Sponsor | Carper (Delaware) |
Date | December 12, 2012 (112th Congress, 2nd Session) |
Staff Contact | Sarah Makin |
On Wednesday, December 12, 2012, the House is scheduled to consider S. 3315, the GAO Mandates Revision Act of 2012, under a suspension of the rules requiring a two-thirds majority vote for passage. The bill was introduced by Sen. Thomas Carper (D-DE) on June 20, 2012, and referred to the Committee on Oversight and Government Reform. On September 22, 2012, the bill was approved in the Senate, as amended, by unanimous consent.
S. 3315 would reduce the number of reviews and audits conducted by the Government Accountability Office (GAO) for eight specified activities. The Congress often requires that the GAO perform an annual examination of a program, agency, or other federal activity. S. 3315 would modify or repeal a small number of the reviews and audits GAO is required to perform.
According to Senate Report 219, GAO’s work sometimes results from the requests of Congressional committees or subcommittees, and sometimes it flows directly from a statute mandating GAO to report to Congress on a particular program, often at set intervals and with no end date. Although GAO can work with Congressional requestors to ensure that its work on their request serves Congress's current needs, GAO has little, if any, flexibility with respect to statutory mandates; even if it and relevant Congressional stakeholders agree that the report provides little benefit to Congress.
According to the report, eliminating unnecessary reports not only will take unnecessary work off of GAO's plate; it also will allow GAO to more quickly respond to Congressional requests for assistance in matters of great importance. Statutorily mandated reports and audits take priority over other reports requested by Congress, meaning that statutorily required work, regardless of its importance or urgency, often pushes more pressing and time-sensitive Congressional requests to the back of the queue. Last year, GAO initiated a process under which GAO conducted an agency-wide evaluation of its 102 recurring statutory mandates to identify those relating to programs at a low risk of mismanagement or other problems, or where GAO's recurring work otherwise generally added little value to the administration or oversight of the program. After identifying candidates for elimination, GAO worked with the Congressional committees of jurisdiction to determine whether the intended recipients of the reports concurred with GAO's recommendation to either modify or eliminate the statutory mandate.

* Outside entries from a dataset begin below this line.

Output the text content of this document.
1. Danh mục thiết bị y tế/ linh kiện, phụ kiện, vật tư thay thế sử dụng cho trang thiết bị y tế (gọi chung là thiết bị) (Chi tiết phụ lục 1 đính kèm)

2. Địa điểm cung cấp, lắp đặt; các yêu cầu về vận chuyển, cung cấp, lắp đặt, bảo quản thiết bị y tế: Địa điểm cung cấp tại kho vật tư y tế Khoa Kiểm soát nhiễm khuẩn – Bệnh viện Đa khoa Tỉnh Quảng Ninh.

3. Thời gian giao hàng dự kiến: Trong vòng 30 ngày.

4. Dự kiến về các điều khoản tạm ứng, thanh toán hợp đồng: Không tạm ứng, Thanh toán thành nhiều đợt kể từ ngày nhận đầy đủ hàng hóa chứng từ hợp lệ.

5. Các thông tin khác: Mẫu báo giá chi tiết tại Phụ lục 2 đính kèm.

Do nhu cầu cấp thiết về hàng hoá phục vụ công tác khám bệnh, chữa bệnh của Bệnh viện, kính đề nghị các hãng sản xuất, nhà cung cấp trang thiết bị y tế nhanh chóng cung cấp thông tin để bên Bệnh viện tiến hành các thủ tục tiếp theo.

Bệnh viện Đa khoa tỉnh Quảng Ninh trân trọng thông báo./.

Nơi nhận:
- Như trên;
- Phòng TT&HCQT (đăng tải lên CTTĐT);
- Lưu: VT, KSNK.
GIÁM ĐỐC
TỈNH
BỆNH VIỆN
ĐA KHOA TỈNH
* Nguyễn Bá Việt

CBO estimates that implementing the legislation would have no significant impact on the federal budget. GAO has an annual budget of more than $500 million and prepares hundreds of products for the Congress each year. CBO expects that implementing S. 3315 would not significantly decrease the agency's current workload. Any reduction in the agency's annual cost from implementing S. 3315 would depend on the amounts provided to GAO in future appropriation bills. Enacting S. 3315 would not affect direct spending or revenues; therefore, pay-as-you-go procedures do not apply.